Would you want to live in a so-called buffer state, a nation sandwiched between the competing interests of rival superpowers? Cynical enthusiasts of international relations realpolitik take the view that such buffer states — Ukraine included — are a necessary evil, the peacetime equivalent of no man’s land designed to keep otherwise warring factions apart. For these international “realists”, buffer states should be discouraged from choosing sides. By doing so, they’ll only end up antagonising the “rejected” side, increasing the chances of a major conflict.
Lord Skidelsky, the economic historian and biographer of John Maynard Keynes, offered his own variation on this thinking on Twitter just the other day, warning Finland that “application…to join Nato would be a catastrophic mistake. It would break its 1948 neutrality pact with Russia, the mutually accepted and observed basis of its independence”. Funnily enough, this didn’t go down too well with Finns who think security promises dating back to the late Forties aren’t worth the Soviet paper they’re written on.
Buffer states live a precarious existence.
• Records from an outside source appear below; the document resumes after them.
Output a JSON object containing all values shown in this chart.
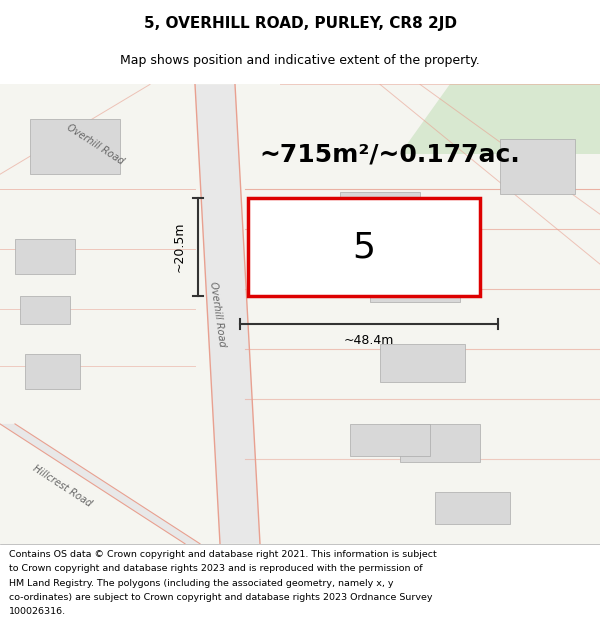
{
  "title": "5, OVERHILL ROAD, PURLEY, CR8 2JD",
  "subtitle": "Map shows position and indicative extent of the property.",
  "area_text": "~715m²/~0.177ac.",
  "property_number": "5",
  "width_label": "~48.4m",
  "height_label": "~20.5m",
  "footer_lines": [
    "Contains OS data © Crown copyright and database right 2021. This information is subject",
    "to Crown copyright and database rights 2023 and is reproduced with the permission of",
    "HM Land Registry. The polygons (including the associated geometry, namely x, y",
    "co-ordinates) are subject to Crown copyright and database rights 2023 Ordnance Survey",
    "100026316."
  ],
  "bg_color": "#f5f5f0",
  "road_line_color": "#e8a090",
  "property_border": "#dd0000",
  "building_fill": "#d8d8d8",
  "green_fill": "#d8e8d0",
  "dim_line_color": "#333333",
  "title_fontsize": 11,
  "subtitle_fontsize": 9,
  "area_fontsize": 18,
  "footer_fontsize": 6.8
}
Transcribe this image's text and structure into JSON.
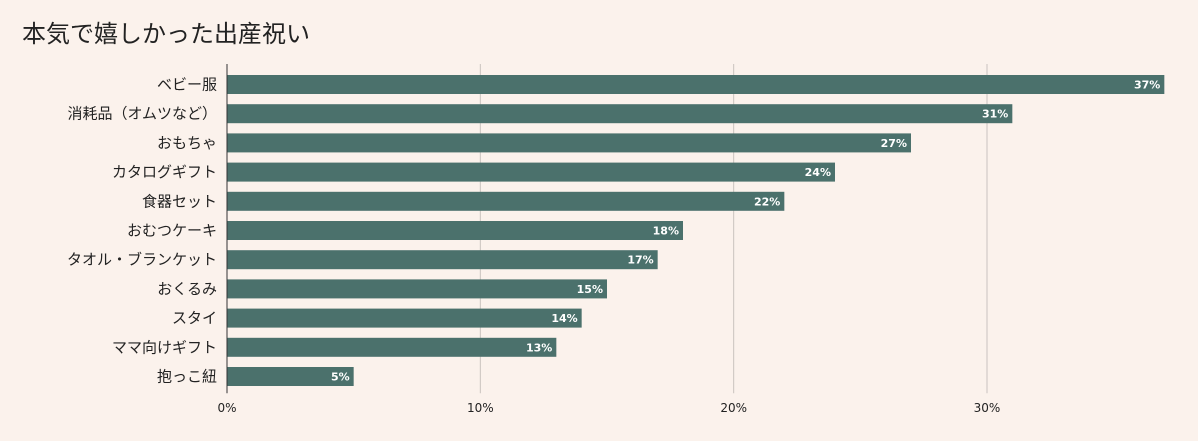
{
  "chart_data": {
    "type": "bar",
    "orientation": "horizontal",
    "title": "本気で嬉しかった出産祝い",
    "categories": [
      "ベビー服",
      "消耗品（オムツなど）",
      "おもちゃ",
      "カタログギフト",
      "食器セット",
      "おむつケーキ",
      "タオル・ブランケット",
      "おくるみ",
      "スタイ",
      "ママ向けギフト",
      "抱っこ紐"
    ],
    "values": [
      37,
      31,
      27,
      24,
      22,
      18,
      17,
      15,
      14,
      13,
      5
    ],
    "value_labels": [
      "37%",
      "31%",
      "27%",
      "24%",
      "22%",
      "18%",
      "17%",
      "15%",
      "14%",
      "13%",
      "5%"
    ],
    "x_ticks": [
      0,
      10,
      20,
      30
    ],
    "x_tick_labels": [
      "0%",
      "10%",
      "20%",
      "30%"
    ],
    "xlim": [
      0,
      37.5
    ],
    "grid": true,
    "bar_color": "#4b716c",
    "grid_color": "#c9c3bf",
    "xlabel": "",
    "ylabel": ""
  }
}
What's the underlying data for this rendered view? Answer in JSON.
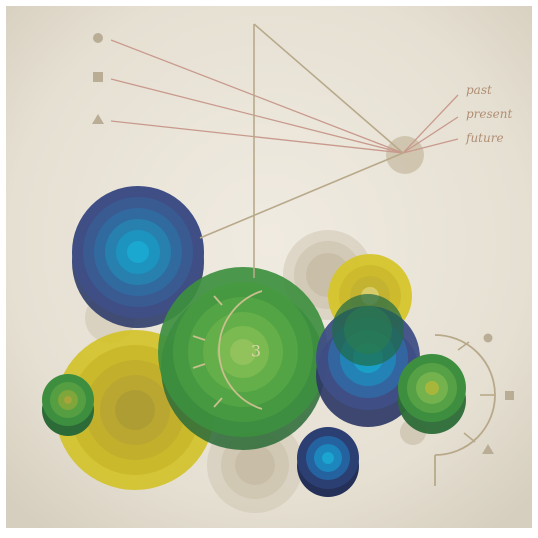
{
  "artwork": {
    "labels": {
      "past": "past",
      "present": "present",
      "future": "future",
      "center_number": "3"
    },
    "colors": {
      "paper": "#ebe6db",
      "paper_edge": "#d8d1c2",
      "line_tan": "#b8a98a",
      "line_rose": "#c89a8d",
      "label": "#b08f74",
      "navy": "#3f4f86",
      "teal": "#1aa0c8",
      "green": "#3d8f3f",
      "yellow": "#d2c22a",
      "olive": "#a8a73a",
      "beige": "#cfc6b2"
    },
    "icons": [
      "circle-icon",
      "square-icon",
      "triangle-icon"
    ]
  }
}
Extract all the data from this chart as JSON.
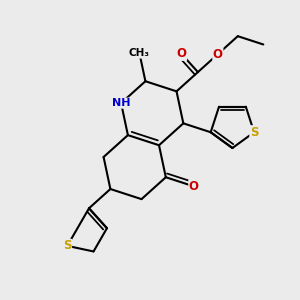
{
  "background_color": "#ebebeb",
  "figsize": [
    3.0,
    3.0
  ],
  "dpi": 100,
  "bond_color": "#000000",
  "bond_width": 1.5,
  "S_color": "#c8a000",
  "N_color": "#0000cc",
  "O_color": "#cc0000",
  "C_color": "#000000",
  "font_size_atom": 8.5,
  "xlim": [
    -4.0,
    5.0
  ],
  "ylim": [
    -4.5,
    4.5
  ]
}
Sometimes, superpower rivals cooperate rather than compete: Poles were presumably less than enthusiastic about their buffer state status following the signing of the August 1939 Molotov-Ribbentrop Pact which paved the way for the German and Soviet invasions the following month: Hitler and Stalin weren’t exactly the best of friends, but they were more than happy to divide the country that had kept them apart. Buffer states also tend to perform poorly economically. Becoming a fully paid-up member of a customs union is difficult if, having signed up, you are accused by the other side of moving away from neutrality: indeed, you may never receive the invite in the first place if the powers-that-be fear an increase in friction.
Attracting foreign investment is tricky if would-be investors are unconvinced that your claimed neutrality will be maintained in the future. Encouraging your most productive workers not to head elsewhere in search of better opportunities becomes a major challenge if, thanks to neutrality, your economy cannot flourish. Long before Putin’s invasion this year, Ukraine had been suffering economically, caught between two huge rivals. Its superpower affiliations have been, at times, difficult to pin down. Viktor Yanukovych, Ukraine’s President between 2010 and 2014, the year in which he was deposed, was more interested in cosying up to Russia and to the ostriches in his private petting zoo than in supporting the aims of those many Ukrainians who demanded closer links with the European Union. Petro Poroshenko, his successor, struggled to deal with a (by then) deeply divided nation thanks to the ongoing activities of pro-Russian separatists and Russia’s February/March 2014 annexation of the Crimean Peninsula. In the midst of all these upheavals, the Ukrainian people were denied the economic opportunities routinely seen elsewhere.
A comparison between Poland — former buffer state between East and West — and Ukraine helps demonstrate the point. In 1991, the year in which the Soviet Empire finally crumbled, Ukrainian national income averaged $14,500 per head. The collapse of the Soviet system saw Ukrainian incomes crumble further, dropping to a low of around $6,800 in 1999. Things improved a bit but, by 2020, Ukrainian incomes averaged a mere $12,500, still lower than they had been three decades earlier.
Meanwhile, Poland has flourished. Incomes rose from a mere $10,500 to $29,000 over the same period. In 1999, Poland joined Nato. Five years later, it joined the EU. True, Warsaw and Brussels don’t always see eye to eye but, when it comes to lasting economic and political engagement, at least everyone knows which side of Poland’s bread is buttered. No longer a buffer state, Poland has been able to enjoy the fruits that come with an ever-closer association with like-minded democracies and market economies. Unlike Ukraine, it has not had to face repeated invasion from a hostile neighbour.
It’s no wonder, then, that Finland and Sweden are thinking of joining Nato. Unlike would-be realists, they have recognised that we may be living in a new reality.